The bank washed its hands of the matter by lodging an FIR at the Connaught Place police station. "They informed me by a letter and then merely registered an FIR. However, they refused to compensate me for the loss caused by the bank's carelessness. If the documents get into the wrong hands they can easily be misused," Bawa added.
Bawa had to eventually sell off his property at a lower price, bearing a loss of over Rs.1 million. "This is sheer negligence on the part of the bank and they are liable to compensate the loan applicant," said lawyer Manjeet Singh Ahluwalia.
Lawyers handling consumer matters also agree that though such cases are not the norm, banks are averse to granting compensation to the aggrieved. "Banks are generally not inclined to compensate the loan applicant, leaving him with no recourse but to move court. This unnecessarily adds to the backlog of cases," said Sugriv Dubey, a lawyer.
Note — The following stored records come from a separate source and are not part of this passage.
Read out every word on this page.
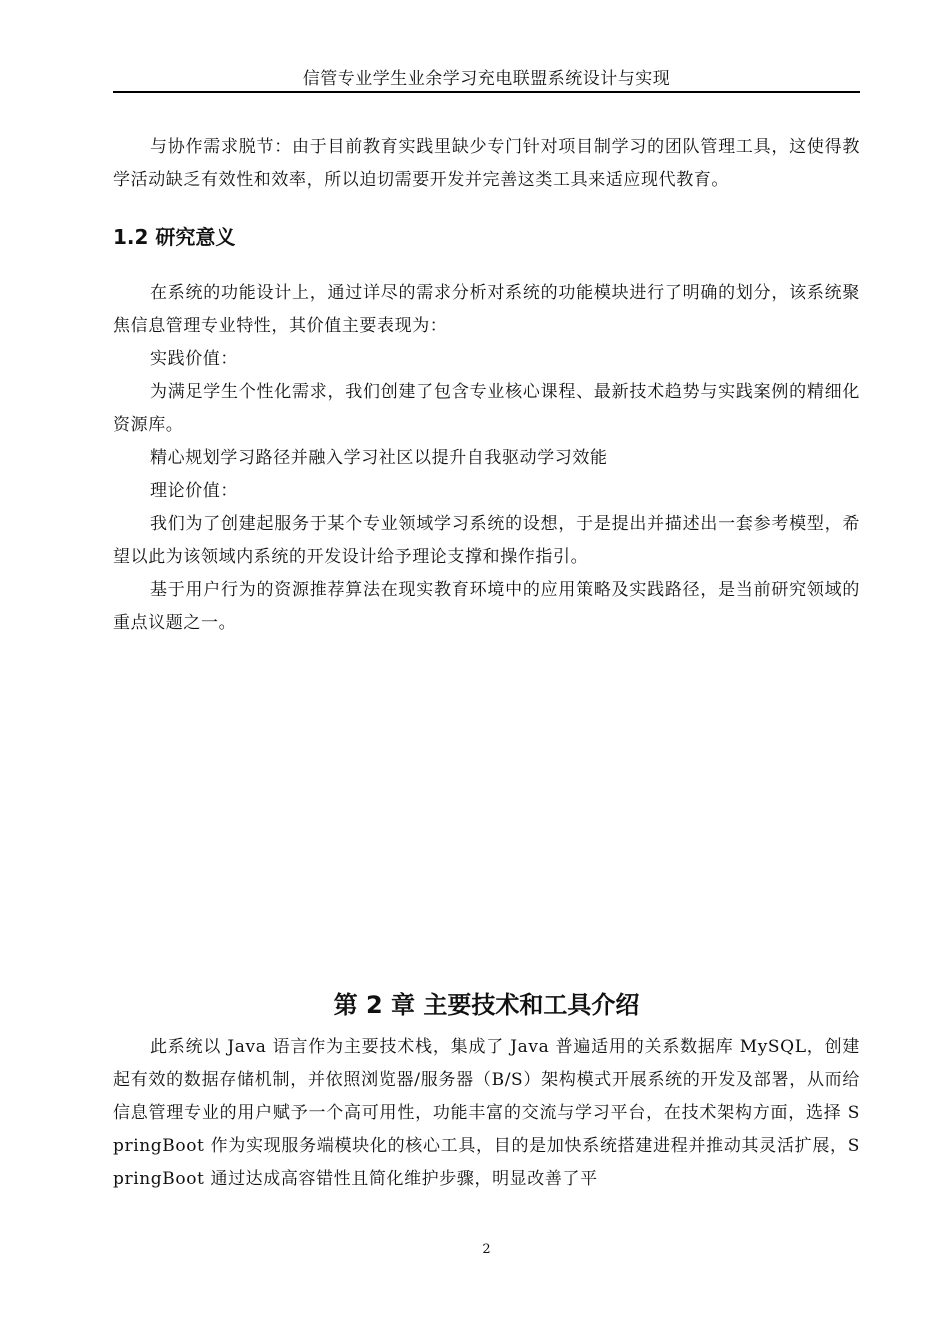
信管专业学生业余学习充电联盟系统设计与实现
与协作需求脱节：由于目前教育实践里缺少专门针对项目制学习的团队管理工具，这使得教学活动缺乏有效性和效率，所以迫切需要开发并完善这类工具来适应现代教育。
1.2 研究意义
在系统的功能设计上，通过详尽的需求分析对系统的功能模块进行了明确的划分，该系统聚焦信息管理专业特性，其价值主要表现为：
实践价值：
为满足学生个性化需求，我们创建了包含专业核心课程、最新技术趋势与实践案例的精细化资源库。
精心规划学习路径并融入学习社区以提升自我驱动学习效能
理论价值：
我们为了创建起服务于某个专业领域学习系统的设想，于是提出并描述出一套参考模型，希望以此为该领域内系统的开发设计给予理论支撑和操作指引。
基于用户行为的资源推荐算法在现实教育环境中的应用策略及实践路径，是当前研究领域的重点议题之一。
第 2 章 主要技术和工具介绍
此系统以 Java 语言作为主要技术栈，集成了 Java 普遍适用的关系数据库 MySQL，创建起有效的数据存储机制，并依照浏览器/服务器（B/S）架构模式开展系统的开发及部署，从而给信息管理专业的用户赋予一个高可用性，功能丰富的交流与学习平台，在技术架构方面，选择 SpringBoot 作为实现服务端模块化的核心工具，目的是加快系统搭建进程并推动其灵活扩展，SpringBoot 通过达成高容错性且简化维护步骤，明显改善了平
2
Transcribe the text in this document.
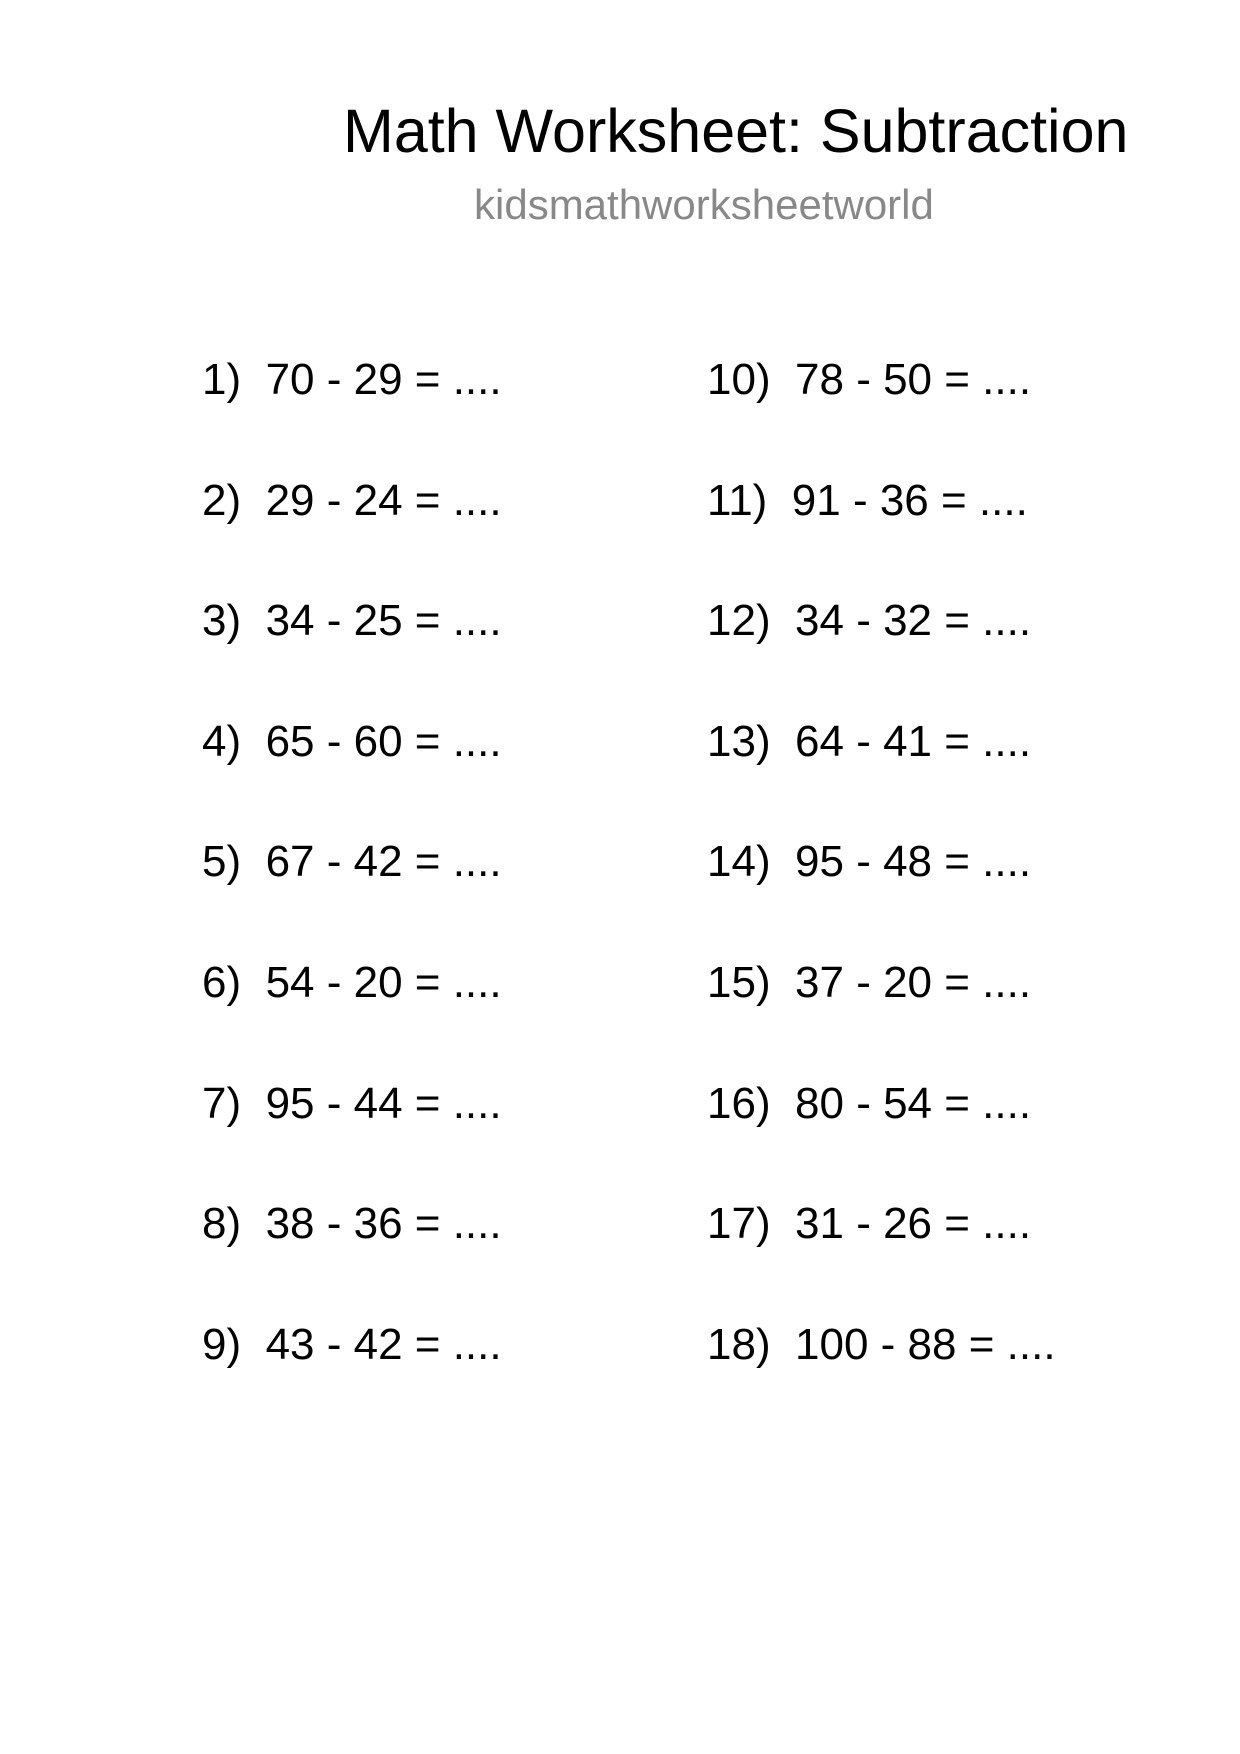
Math Worksheet: Subtraction
kidsmathworksheetworld
1) 70 - 29 = ....
2) 29 - 24 = ....
3) 34 - 25 = ....
4) 65 - 60 = ....
5) 67 - 42 = ....
6) 54 - 20 = ....
7) 95 - 44 = ....
8) 38 - 36 = ....
9) 43 - 42 = ....
10) 78 - 50 = ....
11) 91 - 36 = ....
12) 34 - 32 = ....
13) 64 - 41 = ....
14) 95 - 48 = ....
15) 37 - 20 = ....
16) 80 - 54 = ....
17) 31 - 26 = ....
18) 100 - 88 = ....
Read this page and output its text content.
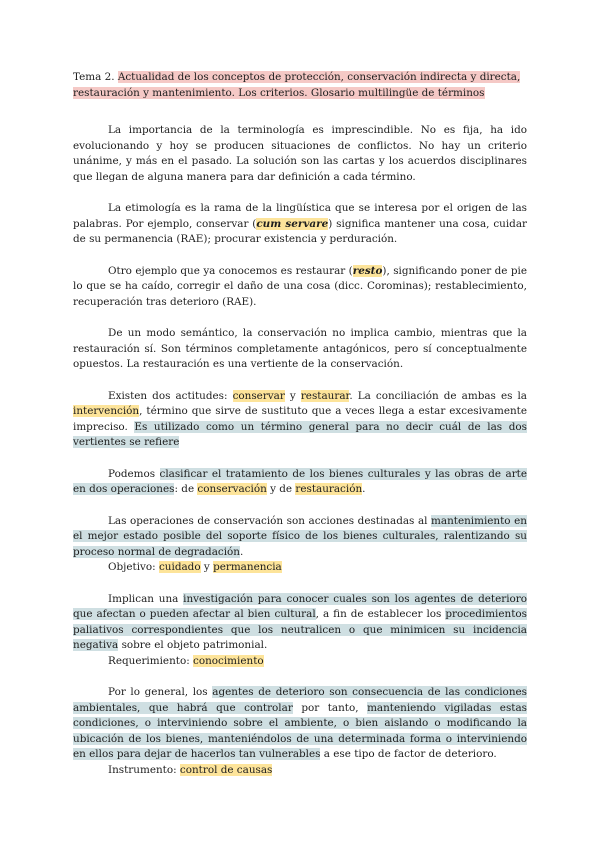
Tema 2. Actualidad de los conceptos de protección, conservación indirecta y directa, restauración y mantenimiento. Los criterios. Glosario multilingüe de términos

La importancia de la terminología es imprescindible. No es fija, ha ido evolucionando y hoy se producen situaciones de conflictos. No hay un criterio unánime, y más en el pasado. La solución son las cartas y los acuerdos disciplinares que llegan de alguna manera para dar definición a cada término.

La etimología es la rama de la lingüística que se interesa por el origen de las palabras. Por ejemplo, conservar (cum servare) significa mantener una cosa, cuidar de su permanencia (RAE); procurar existencia y perduración.

Otro ejemplo que ya conocemos es restaurar (resto), significando poner de pie lo que se ha caído, corregir el daño de una cosa (dicc. Corominas); restablecimiento, recuperación tras deterioro (RAE).

De un modo semántico, la conservación no implica cambio, mientras que la restauración sí. Son términos completamente antagónicos, pero sí conceptualmente opuestos. La restauración es una vertiente de la conservación.

Existen dos actitudes: conservar y restaurar. La conciliación de ambas es la intervención, término que sirve de sustituto que a veces llega a estar excesivamente impreciso. Es utilizado como un término general para no decir cuál de las dos vertientes se refiere

Podemos clasificar el tratamiento de los bienes culturales y las obras de arte en dos operaciones: de conservación y de restauración.

Las operaciones de conservación son acciones destinadas al mantenimiento en el mejor estado posible del soporte físico de los bienes culturales, ralentizando su proceso normal de degradación.

Objetivo: cuidado y permanencia

Implican una investigación para conocer cuales son los agentes de deterioro que afectan o pueden afectar al bien cultural, a fin de establecer los procedimientos paliativos correspondientes que los neutralicen o que minimicen su incidencia negativa sobre el objeto patrimonial.

Requerimiento: conocimiento

Por lo general, los agentes de deterioro son consecuencia de las condiciones ambientales, que habrá que controlar por tanto, manteniendo vigiladas estas condiciones, o interviniendo sobre el ambiente, o bien aislando o modificando la ubicación de los bienes, manteniéndolos de una determinada forma o interviniendo en ellos para dejar de hacerlos tan vulnerables a ese tipo de factor de deterioro.

Instrumento: control de causas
Last year, the State Consumer Commission slapped a fine of Rs.500,000 on Citi Bank for misplacing the original documents of the property of Prem Narain Gupta.
Gupta, a resident of east Delhi, had taken a loan of about Rs.700,000 for renovation of his property valued about Rs.15 million in 2001.
"Once a service provider resorts to such a procedure that a loan applicant has to deposit the original deed and not the certified copies of the title deed, he has to exercise utmost care and caution in the safe preservation of documents," the commission had said in its order.